Community Medical Center, known colloquially as CMC, is a fully accredited acute care hospital in Toms River, New Jersey, serving the entire northern Ocean County area. The hospital is Ocean County's largest and most active healthcare facility.

The hospital has been undergoing another expansion since 2004; when completed, the hospital will have the largest emergency department on the East Coast of the United States.

==History==
Opened in 1961 as Community Memorial Hospital, it was initially a small facility, with only 50 beds and 15 physicians. The center expanded in the 1980s, adding a five-level parking garage and a four-story section of patient rooms.

Community Medical Center was the largest non-teaching hospital in New Jersey until July 2021, when the first round of residents were invited to the facilities under the academic medical program partnership with Rutgers University.

In 2015, Barnabas Health (parent organization of Community Medical Center) merged with Robert Woods Johnson Health System, making the Medical Center now part of RWJBarnabas Health, the largest academic health system in New Jersey.

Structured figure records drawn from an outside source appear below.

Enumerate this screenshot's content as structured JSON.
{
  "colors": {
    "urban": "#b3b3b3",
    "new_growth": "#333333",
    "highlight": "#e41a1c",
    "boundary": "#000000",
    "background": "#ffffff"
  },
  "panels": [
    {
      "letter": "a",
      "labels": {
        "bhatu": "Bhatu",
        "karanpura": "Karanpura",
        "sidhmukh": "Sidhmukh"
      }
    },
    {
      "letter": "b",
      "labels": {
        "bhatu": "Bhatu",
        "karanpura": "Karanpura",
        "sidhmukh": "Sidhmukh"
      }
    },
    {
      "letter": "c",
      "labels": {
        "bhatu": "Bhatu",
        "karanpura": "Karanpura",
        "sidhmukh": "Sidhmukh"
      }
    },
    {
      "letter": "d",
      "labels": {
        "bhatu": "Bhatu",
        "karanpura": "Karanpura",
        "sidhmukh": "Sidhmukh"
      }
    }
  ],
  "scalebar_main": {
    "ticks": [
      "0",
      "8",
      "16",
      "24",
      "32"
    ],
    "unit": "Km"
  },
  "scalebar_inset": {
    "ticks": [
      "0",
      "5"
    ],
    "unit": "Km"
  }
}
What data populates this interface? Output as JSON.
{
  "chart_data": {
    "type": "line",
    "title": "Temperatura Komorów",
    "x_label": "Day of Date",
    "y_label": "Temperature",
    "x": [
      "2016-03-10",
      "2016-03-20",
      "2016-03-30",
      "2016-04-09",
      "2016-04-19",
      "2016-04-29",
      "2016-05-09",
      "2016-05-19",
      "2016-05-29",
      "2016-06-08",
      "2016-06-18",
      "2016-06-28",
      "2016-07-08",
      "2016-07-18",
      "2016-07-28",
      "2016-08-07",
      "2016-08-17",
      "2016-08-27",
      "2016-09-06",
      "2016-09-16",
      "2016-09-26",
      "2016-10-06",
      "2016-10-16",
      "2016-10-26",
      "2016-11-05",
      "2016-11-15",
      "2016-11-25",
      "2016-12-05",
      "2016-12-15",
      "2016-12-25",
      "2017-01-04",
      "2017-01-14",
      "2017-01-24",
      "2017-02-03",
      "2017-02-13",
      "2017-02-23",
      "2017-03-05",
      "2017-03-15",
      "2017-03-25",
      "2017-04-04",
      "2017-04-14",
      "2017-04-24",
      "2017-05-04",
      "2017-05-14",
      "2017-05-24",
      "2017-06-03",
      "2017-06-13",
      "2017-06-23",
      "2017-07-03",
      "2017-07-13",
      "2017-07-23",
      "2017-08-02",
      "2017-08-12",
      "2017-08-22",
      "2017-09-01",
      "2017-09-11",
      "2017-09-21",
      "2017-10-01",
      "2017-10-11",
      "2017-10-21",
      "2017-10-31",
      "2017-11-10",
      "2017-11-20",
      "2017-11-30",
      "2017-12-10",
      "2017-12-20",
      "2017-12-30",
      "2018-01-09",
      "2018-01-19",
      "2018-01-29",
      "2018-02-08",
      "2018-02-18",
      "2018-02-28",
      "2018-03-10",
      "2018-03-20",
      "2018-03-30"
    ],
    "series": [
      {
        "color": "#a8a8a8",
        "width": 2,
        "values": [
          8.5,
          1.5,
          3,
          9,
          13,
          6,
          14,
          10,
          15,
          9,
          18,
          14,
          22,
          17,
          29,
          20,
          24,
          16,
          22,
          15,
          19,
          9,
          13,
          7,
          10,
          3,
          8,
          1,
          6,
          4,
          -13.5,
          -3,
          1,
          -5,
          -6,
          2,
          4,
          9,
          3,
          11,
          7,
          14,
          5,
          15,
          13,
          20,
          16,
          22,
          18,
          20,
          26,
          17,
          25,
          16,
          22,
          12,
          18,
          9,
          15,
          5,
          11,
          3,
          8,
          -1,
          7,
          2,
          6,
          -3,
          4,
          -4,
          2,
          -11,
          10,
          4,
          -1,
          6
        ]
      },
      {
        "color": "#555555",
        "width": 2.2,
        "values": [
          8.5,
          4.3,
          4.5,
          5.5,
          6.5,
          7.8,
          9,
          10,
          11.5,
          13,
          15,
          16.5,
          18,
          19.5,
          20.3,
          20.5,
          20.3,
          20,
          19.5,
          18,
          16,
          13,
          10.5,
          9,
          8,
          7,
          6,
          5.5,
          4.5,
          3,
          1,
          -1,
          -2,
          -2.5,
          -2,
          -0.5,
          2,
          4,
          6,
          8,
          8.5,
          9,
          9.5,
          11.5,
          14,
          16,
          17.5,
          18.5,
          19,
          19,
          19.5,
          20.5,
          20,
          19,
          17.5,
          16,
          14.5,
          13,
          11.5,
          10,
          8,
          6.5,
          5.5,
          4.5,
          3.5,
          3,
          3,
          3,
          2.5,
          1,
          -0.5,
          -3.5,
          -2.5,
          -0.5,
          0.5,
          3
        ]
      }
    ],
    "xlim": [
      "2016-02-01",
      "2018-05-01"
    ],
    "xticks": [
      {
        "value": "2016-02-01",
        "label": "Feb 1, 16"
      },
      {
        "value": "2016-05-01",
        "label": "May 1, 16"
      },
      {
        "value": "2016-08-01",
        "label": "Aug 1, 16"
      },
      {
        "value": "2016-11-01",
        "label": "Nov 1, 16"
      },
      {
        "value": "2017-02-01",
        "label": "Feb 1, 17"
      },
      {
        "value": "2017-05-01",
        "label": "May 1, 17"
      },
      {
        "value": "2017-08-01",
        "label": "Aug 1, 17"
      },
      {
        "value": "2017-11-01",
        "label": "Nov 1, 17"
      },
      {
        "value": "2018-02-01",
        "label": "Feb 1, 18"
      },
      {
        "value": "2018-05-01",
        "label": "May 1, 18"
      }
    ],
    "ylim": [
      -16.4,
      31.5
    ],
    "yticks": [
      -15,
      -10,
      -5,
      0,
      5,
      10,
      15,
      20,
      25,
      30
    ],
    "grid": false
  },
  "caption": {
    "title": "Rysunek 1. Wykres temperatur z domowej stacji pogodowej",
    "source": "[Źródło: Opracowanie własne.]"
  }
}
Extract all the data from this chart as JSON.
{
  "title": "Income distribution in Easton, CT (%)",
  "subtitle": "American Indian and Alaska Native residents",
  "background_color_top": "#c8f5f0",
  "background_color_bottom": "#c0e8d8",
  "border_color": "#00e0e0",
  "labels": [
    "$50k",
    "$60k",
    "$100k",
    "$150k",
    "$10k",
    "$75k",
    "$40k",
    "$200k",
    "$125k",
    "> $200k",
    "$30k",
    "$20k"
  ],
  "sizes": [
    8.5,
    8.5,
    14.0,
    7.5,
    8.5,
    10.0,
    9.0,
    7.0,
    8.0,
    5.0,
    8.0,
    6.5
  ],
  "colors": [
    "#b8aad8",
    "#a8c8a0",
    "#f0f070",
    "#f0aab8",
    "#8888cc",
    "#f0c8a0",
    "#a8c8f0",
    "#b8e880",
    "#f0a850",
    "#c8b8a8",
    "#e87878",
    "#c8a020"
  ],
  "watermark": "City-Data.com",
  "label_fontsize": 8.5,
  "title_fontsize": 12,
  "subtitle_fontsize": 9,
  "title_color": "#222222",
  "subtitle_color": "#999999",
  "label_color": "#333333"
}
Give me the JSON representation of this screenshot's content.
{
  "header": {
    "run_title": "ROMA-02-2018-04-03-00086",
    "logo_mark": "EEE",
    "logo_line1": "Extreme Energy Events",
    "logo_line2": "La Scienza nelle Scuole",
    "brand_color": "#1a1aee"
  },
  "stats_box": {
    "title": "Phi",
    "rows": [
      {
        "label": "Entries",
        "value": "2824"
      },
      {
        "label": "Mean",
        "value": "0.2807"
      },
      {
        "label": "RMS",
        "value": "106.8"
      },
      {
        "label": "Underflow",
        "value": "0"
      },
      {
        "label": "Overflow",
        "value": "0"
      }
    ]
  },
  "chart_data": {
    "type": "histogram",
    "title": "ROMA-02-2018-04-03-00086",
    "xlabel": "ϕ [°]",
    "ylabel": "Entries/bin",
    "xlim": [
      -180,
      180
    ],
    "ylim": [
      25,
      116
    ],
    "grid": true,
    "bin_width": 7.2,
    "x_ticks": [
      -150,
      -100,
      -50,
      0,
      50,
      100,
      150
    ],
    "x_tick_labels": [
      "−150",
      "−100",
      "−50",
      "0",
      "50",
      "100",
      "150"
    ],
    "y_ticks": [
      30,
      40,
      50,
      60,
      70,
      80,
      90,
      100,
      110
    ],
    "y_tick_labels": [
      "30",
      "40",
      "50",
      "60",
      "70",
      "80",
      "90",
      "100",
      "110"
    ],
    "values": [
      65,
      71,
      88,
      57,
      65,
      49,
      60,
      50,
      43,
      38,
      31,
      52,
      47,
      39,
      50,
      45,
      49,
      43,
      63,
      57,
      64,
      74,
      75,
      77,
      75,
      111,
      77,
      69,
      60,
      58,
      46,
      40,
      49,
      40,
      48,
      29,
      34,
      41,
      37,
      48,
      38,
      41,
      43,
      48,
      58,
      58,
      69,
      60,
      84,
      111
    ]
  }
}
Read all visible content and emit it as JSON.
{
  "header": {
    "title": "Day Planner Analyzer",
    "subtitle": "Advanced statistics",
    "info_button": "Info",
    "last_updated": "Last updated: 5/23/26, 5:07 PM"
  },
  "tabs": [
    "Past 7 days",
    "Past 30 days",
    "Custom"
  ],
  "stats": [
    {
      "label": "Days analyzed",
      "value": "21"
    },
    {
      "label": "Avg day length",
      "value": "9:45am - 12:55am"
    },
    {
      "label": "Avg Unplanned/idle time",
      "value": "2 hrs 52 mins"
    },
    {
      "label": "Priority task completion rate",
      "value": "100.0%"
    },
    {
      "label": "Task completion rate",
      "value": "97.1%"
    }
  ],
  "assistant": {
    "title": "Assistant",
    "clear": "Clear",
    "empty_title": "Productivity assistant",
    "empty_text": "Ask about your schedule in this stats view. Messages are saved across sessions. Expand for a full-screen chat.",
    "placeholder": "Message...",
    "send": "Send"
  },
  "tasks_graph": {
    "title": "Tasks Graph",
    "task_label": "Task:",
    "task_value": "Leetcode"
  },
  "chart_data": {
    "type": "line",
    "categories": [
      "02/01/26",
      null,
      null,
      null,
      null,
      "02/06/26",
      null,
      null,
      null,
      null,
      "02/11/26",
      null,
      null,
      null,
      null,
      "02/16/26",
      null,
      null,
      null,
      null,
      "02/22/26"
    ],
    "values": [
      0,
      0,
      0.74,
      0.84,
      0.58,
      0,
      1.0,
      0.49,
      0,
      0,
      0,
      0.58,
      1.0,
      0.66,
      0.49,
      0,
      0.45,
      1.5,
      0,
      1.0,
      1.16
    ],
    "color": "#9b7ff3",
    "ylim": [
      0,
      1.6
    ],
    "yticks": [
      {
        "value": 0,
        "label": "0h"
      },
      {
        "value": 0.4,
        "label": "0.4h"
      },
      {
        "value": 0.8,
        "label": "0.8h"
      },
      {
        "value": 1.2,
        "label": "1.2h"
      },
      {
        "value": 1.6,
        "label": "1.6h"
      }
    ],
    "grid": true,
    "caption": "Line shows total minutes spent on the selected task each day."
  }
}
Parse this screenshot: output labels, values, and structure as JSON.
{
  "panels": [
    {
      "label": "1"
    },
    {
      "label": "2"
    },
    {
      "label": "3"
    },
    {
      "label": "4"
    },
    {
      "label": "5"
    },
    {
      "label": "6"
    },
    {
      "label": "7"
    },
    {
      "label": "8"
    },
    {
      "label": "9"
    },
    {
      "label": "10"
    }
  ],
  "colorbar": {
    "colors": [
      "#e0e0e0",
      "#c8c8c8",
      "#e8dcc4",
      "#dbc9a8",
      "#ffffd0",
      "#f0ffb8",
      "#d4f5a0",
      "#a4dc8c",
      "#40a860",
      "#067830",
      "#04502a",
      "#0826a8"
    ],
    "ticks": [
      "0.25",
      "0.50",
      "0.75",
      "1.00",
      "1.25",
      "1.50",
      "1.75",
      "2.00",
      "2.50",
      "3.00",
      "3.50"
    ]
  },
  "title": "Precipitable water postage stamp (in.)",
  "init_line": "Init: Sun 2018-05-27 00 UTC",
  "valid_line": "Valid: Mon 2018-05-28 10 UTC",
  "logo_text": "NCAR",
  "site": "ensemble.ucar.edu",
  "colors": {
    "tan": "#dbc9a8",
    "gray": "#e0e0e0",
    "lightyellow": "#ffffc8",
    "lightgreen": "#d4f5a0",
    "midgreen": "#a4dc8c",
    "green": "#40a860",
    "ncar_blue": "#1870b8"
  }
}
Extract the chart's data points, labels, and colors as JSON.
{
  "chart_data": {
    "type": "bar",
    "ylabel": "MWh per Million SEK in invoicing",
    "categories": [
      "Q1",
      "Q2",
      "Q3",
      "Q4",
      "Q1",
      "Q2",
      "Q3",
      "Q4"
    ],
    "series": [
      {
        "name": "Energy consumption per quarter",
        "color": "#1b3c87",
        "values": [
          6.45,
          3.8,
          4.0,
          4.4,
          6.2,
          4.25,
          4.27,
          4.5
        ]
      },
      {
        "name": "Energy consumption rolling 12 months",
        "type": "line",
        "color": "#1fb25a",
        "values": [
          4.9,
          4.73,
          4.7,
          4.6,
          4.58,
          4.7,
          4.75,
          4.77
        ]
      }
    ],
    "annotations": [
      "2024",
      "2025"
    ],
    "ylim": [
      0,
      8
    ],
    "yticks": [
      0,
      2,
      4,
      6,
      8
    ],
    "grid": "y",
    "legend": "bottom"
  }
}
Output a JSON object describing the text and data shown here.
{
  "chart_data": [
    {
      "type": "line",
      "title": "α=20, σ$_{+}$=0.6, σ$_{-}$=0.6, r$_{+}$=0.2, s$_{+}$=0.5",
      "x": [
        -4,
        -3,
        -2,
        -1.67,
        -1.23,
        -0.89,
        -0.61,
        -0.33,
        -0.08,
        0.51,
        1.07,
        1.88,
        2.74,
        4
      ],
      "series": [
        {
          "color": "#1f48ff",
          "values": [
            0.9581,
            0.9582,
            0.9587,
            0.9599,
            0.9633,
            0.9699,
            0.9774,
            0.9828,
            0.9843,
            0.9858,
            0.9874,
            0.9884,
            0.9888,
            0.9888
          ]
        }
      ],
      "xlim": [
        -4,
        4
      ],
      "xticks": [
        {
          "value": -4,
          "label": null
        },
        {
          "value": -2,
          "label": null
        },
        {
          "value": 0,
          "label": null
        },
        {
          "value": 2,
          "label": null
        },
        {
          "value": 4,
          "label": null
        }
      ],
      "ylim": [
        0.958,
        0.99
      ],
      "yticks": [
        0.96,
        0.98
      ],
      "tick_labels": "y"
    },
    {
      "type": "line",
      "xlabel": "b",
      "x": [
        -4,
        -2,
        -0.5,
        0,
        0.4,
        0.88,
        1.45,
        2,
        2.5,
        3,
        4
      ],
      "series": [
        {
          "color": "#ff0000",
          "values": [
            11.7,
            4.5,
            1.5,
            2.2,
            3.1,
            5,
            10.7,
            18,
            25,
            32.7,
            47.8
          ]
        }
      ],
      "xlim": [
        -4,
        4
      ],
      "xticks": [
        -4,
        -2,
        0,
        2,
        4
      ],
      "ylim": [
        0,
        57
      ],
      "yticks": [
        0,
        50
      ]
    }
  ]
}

The hospital has approximately 2,800 associates, 650 on-staff physicians, and 1,700 volunteers attending to 28,000 in-patients, 127,700 out-patients, and 100,000 emergency department patients each year.

Community Medical Center received its third Accreditation in 2002 from the Joint Commission.

== Departments and centers ==
=== Jay and Linda Grunin Neuroscience Institute ===
In 2013, the Grunin Foundation bestowed the hospital with a $3.5million gift to establish a neuroscience institute at the hospital, equivalent to $million in ). The institute is an interdisciplinary group of specialists whose aim is to prevent, diagnose, and treat diseases of the brain, spinal cord, and the peripheral nervous system, including:
- Stroke
- Seizure disorders/epilepsy
- Dementia/Alzheimer's disease
- Movement disorders/Parkinson's disease
- Traumatic brain injuries (TBI)
- Neuromuscular disease
- Sleep disorders
The institute operates 24 hours a day and is open year-round.

The Epilepsy Center at CMC, part of the Grunin Neuroscience Institute, is recognized as a Level 3 adult and pediatric epilepsy center by the National Association of Epilepsy Centers. The center is one of 11 centers in New Jersey that meet the criteria to operate as a Level 3 or Level 4 center.

=== Cardiology ===
Due to serving a very high population of geriatric patients, at least 75 years old, CMC treats more patients with cardiac disease than any other hospital in the state without a cardiac surgery program. Provided services generally fall to one of two treatment centers:

- Non-Invasive Cardiac Lab (NICL), offering services such as stress testing, EKG, and cardioversion
- Invasive diagnostic services, such as pacemakers, transesophageal echocardiogram, cardiac catheterizations, and angioplasty (both elective and emergent)

=== J. Phillip Citta Regional Cancer Center ===
The center's focus is cancer prevention, detection, and treatment. It has been nationally recognized by the Commission on Cancer of the American College of Surgeons with accreditation since 1986. Currently, the Rutgers Cancer Institute provides services at the hospital.

Therapies provided at the center include:

==== Inpatient Oncology Unit ====
- Chemotherapy
- Biotherapy
- Radiation therapy and radioactive implants
- End-of-life care

==== Outpatient Infusion Center ====
- Chemotherapy
- Blood and blood products transfusions
- Antibiotic infusions

== Expansion project ==
In 2021, CMC announced a $600million campus expansion and overhaul, the largest in the hospital's history in both scope and price, to take place over the following decade. The plans include a new parking garage, environmental updates to the existing facilities, and an additional 300000 sqft building that will serve as the main hospital once completed.

Phase 1 of the project began at the end of 2021, with the demolishing of nearby, underutilized buildings and the expansion and upgrading of the hospital's emergency department. Phase 2 involves the building of the new facility, while Phase 3 addresses interior upgrades to the existing campus.